TurnTrout 15 May 2023 20:39 UTC
LW: 9 AF: 4
7
AF
The argument against weights was of the form “here’s a strength activations has”; for it to be enough to dismiss the paper without discussion
I personally don’t “dismiss” the task vector work. I didn’t read Thomas as dismissing it by not calling it the concrete work he is most excited about—that seems like a slightly uncharitable read?
I, personally, think the task vector work is exciting. Back in Understanding and controlling a maze-solving policy network, I wrote (emphasis added):
Editing Models with Task Arithmetic explored a “dual” version of our algebraic technique.
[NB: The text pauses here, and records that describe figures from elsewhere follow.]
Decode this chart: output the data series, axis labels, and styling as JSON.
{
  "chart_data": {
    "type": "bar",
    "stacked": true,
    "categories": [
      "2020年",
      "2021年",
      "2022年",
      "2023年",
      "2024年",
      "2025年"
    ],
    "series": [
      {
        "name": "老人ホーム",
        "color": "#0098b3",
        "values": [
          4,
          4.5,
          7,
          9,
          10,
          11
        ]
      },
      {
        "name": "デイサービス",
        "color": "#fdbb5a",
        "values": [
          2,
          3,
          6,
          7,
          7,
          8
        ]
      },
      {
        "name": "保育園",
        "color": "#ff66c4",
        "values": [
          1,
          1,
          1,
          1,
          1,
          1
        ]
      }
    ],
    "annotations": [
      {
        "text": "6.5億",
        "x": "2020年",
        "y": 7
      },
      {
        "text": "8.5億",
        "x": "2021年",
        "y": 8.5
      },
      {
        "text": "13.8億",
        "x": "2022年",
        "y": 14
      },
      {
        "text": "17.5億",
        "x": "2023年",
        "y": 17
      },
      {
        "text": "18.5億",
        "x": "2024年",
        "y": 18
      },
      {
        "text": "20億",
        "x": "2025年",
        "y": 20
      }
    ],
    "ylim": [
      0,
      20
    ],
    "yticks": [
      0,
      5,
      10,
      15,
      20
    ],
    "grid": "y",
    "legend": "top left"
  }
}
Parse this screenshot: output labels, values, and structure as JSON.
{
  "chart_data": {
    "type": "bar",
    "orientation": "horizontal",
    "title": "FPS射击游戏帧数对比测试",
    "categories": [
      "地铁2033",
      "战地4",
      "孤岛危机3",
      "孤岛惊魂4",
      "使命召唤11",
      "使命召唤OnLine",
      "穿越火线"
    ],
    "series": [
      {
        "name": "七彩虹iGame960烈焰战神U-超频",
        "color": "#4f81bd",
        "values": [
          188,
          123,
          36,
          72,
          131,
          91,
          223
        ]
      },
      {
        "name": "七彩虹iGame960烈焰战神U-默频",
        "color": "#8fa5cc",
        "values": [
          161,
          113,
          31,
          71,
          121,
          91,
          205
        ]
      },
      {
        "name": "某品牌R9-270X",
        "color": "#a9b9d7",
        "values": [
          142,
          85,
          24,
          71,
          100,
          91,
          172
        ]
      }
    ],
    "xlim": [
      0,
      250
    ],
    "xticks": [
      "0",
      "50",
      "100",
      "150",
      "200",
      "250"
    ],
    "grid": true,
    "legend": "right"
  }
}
That work took vectors between weights before and after finetuning on a new task, and then added or subtracted task-specific weight-diff vectors. While our technique modifies activations, the techniques seem complementary, and both useful for alignment.
I’m highly uncertain about the promise of activation additions. I think their promise ranges from pessimistic “superficial stylistic edits” to optimistic “easy activation/deactivation of the model’s priorities at inference time.” In the optimistic worlds, activation additions do enjoy extreme advantages over task vectors, like accessibility of internal model properties which aren’t accessible to finetuning (see the speculation portion of the post). In the very pessimistic worlds, activation additions are probably less directly important than task vectors.
I don’t know what world we’re in yet.